I am trying to run a fulltext query using Postgresql that can cater for partial matches using wildcards.
It seems easy enough to have a postfix wildcard after the search term, however I cannot figure out how to specify a prefix wildcard.
For example, I can perform a postfix search easily enough using something like..
SELECT "t1".*
FROM "t1"
WHERE (to_tsvector('simple', "t1"."city") @@ to_tsquery('simple', 'don:*') )
should return results matching "London"
However I cant seem to do a prefix search like...
SELECT "t1".*
FROM "t1"
WHERE (to_tsvector('simple', "t1"."city") @@ to_tsquery('simple', ':*don') )

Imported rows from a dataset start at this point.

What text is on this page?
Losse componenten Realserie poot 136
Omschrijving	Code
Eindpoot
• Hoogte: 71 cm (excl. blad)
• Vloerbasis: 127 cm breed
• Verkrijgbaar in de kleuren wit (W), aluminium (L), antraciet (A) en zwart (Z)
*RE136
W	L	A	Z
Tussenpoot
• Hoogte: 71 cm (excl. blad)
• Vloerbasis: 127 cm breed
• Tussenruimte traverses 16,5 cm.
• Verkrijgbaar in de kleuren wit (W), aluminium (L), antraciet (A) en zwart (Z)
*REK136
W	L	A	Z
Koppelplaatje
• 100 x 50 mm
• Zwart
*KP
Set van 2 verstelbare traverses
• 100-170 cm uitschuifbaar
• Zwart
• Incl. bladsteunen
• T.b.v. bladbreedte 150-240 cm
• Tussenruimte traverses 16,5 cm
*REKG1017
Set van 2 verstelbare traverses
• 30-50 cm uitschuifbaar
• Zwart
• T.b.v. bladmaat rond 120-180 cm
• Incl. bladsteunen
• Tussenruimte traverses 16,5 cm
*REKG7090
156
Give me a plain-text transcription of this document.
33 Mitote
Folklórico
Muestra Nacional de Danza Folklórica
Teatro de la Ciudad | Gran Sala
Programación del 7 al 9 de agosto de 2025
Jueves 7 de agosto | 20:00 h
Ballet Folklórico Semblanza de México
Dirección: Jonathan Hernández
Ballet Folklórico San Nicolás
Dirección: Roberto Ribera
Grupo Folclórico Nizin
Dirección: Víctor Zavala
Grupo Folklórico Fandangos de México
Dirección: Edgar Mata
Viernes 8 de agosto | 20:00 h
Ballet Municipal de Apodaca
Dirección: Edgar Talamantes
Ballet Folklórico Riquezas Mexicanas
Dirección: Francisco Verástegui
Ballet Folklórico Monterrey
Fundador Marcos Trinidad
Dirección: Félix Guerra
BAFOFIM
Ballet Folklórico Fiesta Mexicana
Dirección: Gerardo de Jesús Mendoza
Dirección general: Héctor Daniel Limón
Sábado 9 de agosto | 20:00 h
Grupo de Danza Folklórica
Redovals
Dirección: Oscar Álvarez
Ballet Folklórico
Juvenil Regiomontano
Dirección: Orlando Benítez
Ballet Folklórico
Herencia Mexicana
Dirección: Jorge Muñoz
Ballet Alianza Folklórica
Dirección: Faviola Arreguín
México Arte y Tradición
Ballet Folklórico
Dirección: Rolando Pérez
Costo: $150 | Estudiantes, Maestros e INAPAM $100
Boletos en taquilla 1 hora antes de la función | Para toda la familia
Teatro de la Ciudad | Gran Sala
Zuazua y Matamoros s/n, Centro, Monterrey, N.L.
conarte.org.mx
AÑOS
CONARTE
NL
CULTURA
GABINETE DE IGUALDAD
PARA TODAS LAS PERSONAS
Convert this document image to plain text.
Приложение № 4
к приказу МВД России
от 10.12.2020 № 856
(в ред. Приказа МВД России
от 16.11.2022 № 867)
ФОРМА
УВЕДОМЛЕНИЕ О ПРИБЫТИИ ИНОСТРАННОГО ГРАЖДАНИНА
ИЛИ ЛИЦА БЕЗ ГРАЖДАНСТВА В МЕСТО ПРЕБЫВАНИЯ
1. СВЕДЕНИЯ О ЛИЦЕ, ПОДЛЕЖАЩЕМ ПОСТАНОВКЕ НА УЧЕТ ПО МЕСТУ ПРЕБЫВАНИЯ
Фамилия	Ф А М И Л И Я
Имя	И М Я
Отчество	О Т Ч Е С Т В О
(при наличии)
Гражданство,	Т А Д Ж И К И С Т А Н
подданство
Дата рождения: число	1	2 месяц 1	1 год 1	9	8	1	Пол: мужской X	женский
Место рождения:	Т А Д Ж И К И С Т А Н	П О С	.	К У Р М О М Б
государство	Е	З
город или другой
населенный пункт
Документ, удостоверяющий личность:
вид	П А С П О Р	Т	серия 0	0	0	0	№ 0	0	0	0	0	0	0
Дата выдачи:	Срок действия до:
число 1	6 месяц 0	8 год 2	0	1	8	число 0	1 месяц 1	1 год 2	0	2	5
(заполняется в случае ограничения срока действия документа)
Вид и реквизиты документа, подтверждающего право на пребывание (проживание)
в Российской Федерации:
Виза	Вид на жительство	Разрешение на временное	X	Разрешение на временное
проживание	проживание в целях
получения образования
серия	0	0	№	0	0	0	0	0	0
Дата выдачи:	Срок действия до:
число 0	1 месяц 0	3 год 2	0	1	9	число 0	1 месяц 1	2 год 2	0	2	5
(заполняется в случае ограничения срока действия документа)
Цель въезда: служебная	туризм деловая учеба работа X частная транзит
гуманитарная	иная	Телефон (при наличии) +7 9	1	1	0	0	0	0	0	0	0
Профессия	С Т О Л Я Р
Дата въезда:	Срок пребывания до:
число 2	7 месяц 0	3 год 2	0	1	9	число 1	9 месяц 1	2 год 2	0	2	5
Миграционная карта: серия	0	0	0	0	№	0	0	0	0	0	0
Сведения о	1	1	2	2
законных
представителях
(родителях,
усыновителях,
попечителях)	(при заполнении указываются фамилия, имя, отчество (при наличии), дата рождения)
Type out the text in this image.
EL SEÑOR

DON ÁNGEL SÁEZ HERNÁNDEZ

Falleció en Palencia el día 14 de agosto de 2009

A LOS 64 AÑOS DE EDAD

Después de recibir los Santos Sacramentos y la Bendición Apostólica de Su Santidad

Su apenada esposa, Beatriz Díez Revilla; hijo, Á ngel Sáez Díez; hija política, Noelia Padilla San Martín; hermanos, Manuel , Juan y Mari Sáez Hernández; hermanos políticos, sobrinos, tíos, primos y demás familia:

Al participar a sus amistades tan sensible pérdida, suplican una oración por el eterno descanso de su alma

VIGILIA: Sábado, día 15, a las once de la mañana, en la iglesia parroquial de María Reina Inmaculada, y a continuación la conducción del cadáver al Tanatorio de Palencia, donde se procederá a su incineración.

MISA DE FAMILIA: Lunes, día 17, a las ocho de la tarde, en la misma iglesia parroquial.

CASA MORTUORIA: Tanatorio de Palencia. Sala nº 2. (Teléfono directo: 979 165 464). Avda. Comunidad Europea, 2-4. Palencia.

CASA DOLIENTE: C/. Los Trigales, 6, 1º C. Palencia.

Ideally I'd like to have a wildcard prefixed to the front and end of the search term, something like...
SELECT "t1".*
FROM "t1"
WHERE (to_tsvector('simple', "t1"."city") @@ to_tsquery('simple', ':*don:*') )
I can use a LIKE condition however I was hoping to benefit from the performance of the full text search features in Postgres.
Full text search is good for finding words, not substrings.
For substring searches you'd better use like '%don%'
with pg_trgm
extension available from PostgreSQL 9.1 and using gin (column_name gin_trgm_ops)
or using gist (column_name gist_trgm_ops)
indexes. But your index would be very big (even several times bigger than your table) and write performance not very good.
There's a very good example of using pg_trgm for substring search on select * from depesz blog.